15-07-2014 08:00 - Sports : La vidéo dans les stades, ou la fin des litiges sportifs
Les rideaux sont enfin tombés à la vingtième coupe du monde au Brésil. Une coupe du monde qui aura le mérite de battre tous les recors de buts marqués dans une compétition internationale : 171 buts inscrits en 64 matchs, contre 145 en 2010.
L’Allemagne qui croisait le cuir contre l’Argentine pour la troisième fois va s’adjuger sa quatrième coupe du monde devenant ainsi le deuxième pays après le Brésil (six fois) à atteindre ce stade raflant à l’Argentine un troisième trophée qu’elle convoitait tant.
Mais le mérite de cette coupe aura été la participation pleine et entière de la vidéo dans cette grande compétition internationale mettant ainsi fin aux litiges sportifs qui les émaillés.
En effet, le fait le plus marquant de la 20 ème coupe du monde sera l’utilisation de la vidéo dans l’arbitrage, la transparence dans le jeu était toute en image, pour le spectacle, cette affiche est la bienvenue car saluée par tous.

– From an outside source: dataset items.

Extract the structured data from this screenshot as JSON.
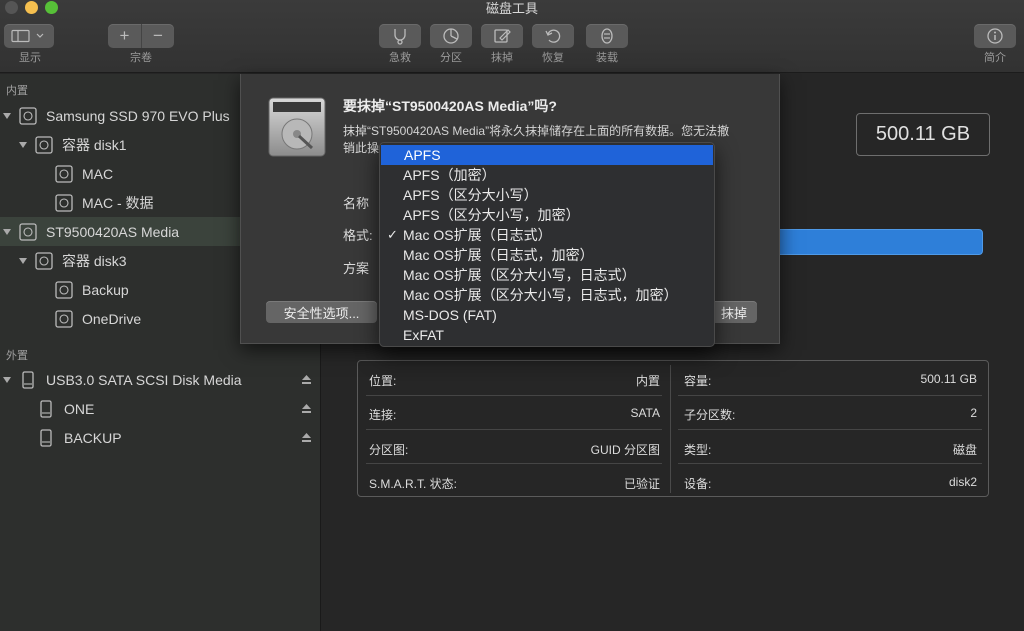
{
  "window": {
    "title": "磁盘工具"
  },
  "toolbar": {
    "view_label": "显示",
    "volume_label": "宗卷",
    "add_symbol": "+",
    "remove_symbol": "−",
    "buttons": [
      {
        "label": "急救",
        "icon": "stethoscope-icon"
      },
      {
        "label": "分区",
        "icon": "partition-icon"
      },
      {
        "label": "抹掉",
        "icon": "erase-icon"
      },
      {
        "label": "恢复",
        "icon": "restore-icon"
      },
      {
        "label": "装载",
        "icon": "mount-icon"
      }
    ],
    "info_label": "简介"
  },
  "sidebar": {
    "internal_header": "内置",
    "external_header": "外置",
    "items": [
      {
        "label": "Samsung SSD 970 EVO Plus"
      },
      {
        "label": "容器 disk1"
      },
      {
        "label": "MAC"
      },
      {
        "label": "MAC - 数据"
      },
      {
        "label": "ST9500420AS Media"
      },
      {
        "label": "容器 disk3"
      },
      {
        "label": "Backup"
      },
      {
        "label": "OneDrive"
      },
      {
        "label": "USB3.0 SATA SCSI Disk Media"
      },
      {
        "label": "ONE"
      },
      {
        "label": "BACKUP"
      }
    ]
  },
  "main": {
    "capacity": "500.11 GB",
    "info": {
      "location_label": "位置:",
      "location_value": "内置",
      "capacity_label": "容量:",
      "capacity_value": "500.11 GB",
      "connection_label": "连接:",
      "connection_value": "SATA",
      "children_label": "子分区数:",
      "children_value": "2",
      "partition_map_label": "分区图:",
      "partition_map_value": "GUID 分区图",
      "type_label": "类型:",
      "type_value": "磁盘",
      "smart_label": "S.M.A.R.T. 状态:",
      "smart_value": "已验证",
      "device_label": "设备:",
      "device_value": "disk2"
    }
  },
  "dialog": {
    "title": "要抹掉“ST9500420AS Media”吗?",
    "message_line1": "抹掉“ST9500420AS Media”将永久抹掉储存在上面的所有数据。您无法撤",
    "message_line2": "销此操",
    "name_label": "名称",
    "format_label": "格式:",
    "scheme_label": "方案",
    "security_button": "安全性选项...",
    "erase_button": "抹掉"
  },
  "format_menu": {
    "items": [
      "APFS",
      "APFS（加密）",
      "APFS（区分大小写）",
      "APFS（区分大小写，加密）",
      "Mac OS扩展（日志式）",
      "Mac OS扩展（日志式，加密）",
      "Mac OS扩展（区分大小写，日志式）",
      "Mac OS扩展（区分大小写，日志式，加密）",
      "MS-DOS (FAT)",
      "ExFAT"
    ],
    "highlighted": "APFS",
    "checked": "Mac OS扩展（日志式）",
    "check_mark": "✓"
  },
  "colors": {
    "accent": "#1f63d9",
    "usage_bar": "#2e7fd9",
    "selected_row": "#3b433c"
  }
}
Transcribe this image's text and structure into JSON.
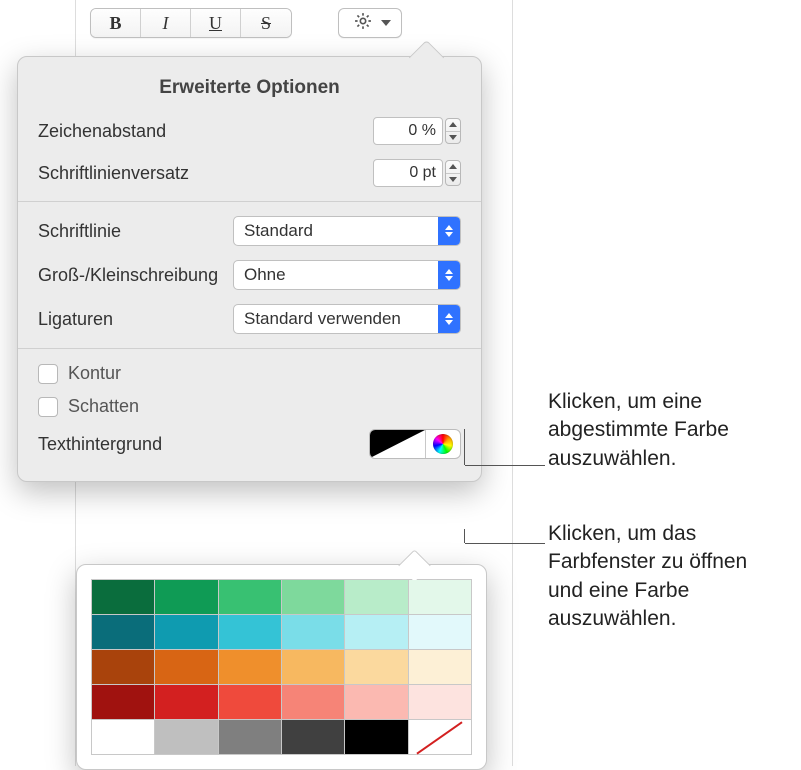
{
  "toolbar": {
    "bold_glyph": "B",
    "italic_glyph": "I",
    "underline_glyph": "U",
    "strike_glyph": "S"
  },
  "popover": {
    "title": "Erweiterte Optionen",
    "tracking_label": "Zeichenabstand",
    "tracking_value": "0 %",
    "baseline_label": "Schriftlinienversatz",
    "baseline_value": "0 pt",
    "linestyle_label": "Schriftlinie",
    "linestyle_value": "Standard",
    "caps_label": "Groß-/Kleinschreibung",
    "caps_value": "Ohne",
    "ligatures_label": "Ligaturen",
    "ligatures_value": "Standard verwenden",
    "outline_label": "Kontur",
    "shadow_label": "Schatten",
    "textbg_label": "Texthintergrund"
  },
  "palette": {
    "rows": [
      [
        "#0a6d3d",
        "#0f9b55",
        "#38c172",
        "#7ed99c",
        "#b8ecc9",
        "#e3f8ea"
      ],
      [
        "#0a6d7a",
        "#0f9bb0",
        "#34c3d6",
        "#7adde8",
        "#b6eff4",
        "#e2f9fb"
      ],
      [
        "#a9430c",
        "#d86514",
        "#ef8f2c",
        "#f7b860",
        "#fbd99e",
        "#fdf0d6"
      ],
      [
        "#a0120f",
        "#d32020",
        "#ef4a3c",
        "#f68477",
        "#fbb9b1",
        "#fde3df"
      ],
      [
        "#ffffff",
        "#bfbfbf",
        "#7f7f7f",
        "#404040",
        "#000000",
        "none"
      ]
    ]
  },
  "callouts": {
    "swatch": "Klicken, um eine abgestimmte Farbe auszuwählen.",
    "picker": "Klicken, um das Farbfenster zu öffnen und eine Farbe auszuwählen."
  }
}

L’entrée de la vidéo dans les stades n’aura pas été facile et ce malgré les bourdes d’un trio arbitral lors des matchs de foot. Nous avons vu tous des mains qui s’invitaient au football. Si en demi-finale de la coupe du monde de 1970 au Mexique, le capitaine de l’équipe allemande Beckenbauer a marqué les esprits en jouant avec le bras en écharpe, la clavicule cassée à la suite d’un choc, il sera imité par l’ivoirien Drogba qui était blessé à dix jours du mondial a joué le premier des « éléphants » sous une écharpe.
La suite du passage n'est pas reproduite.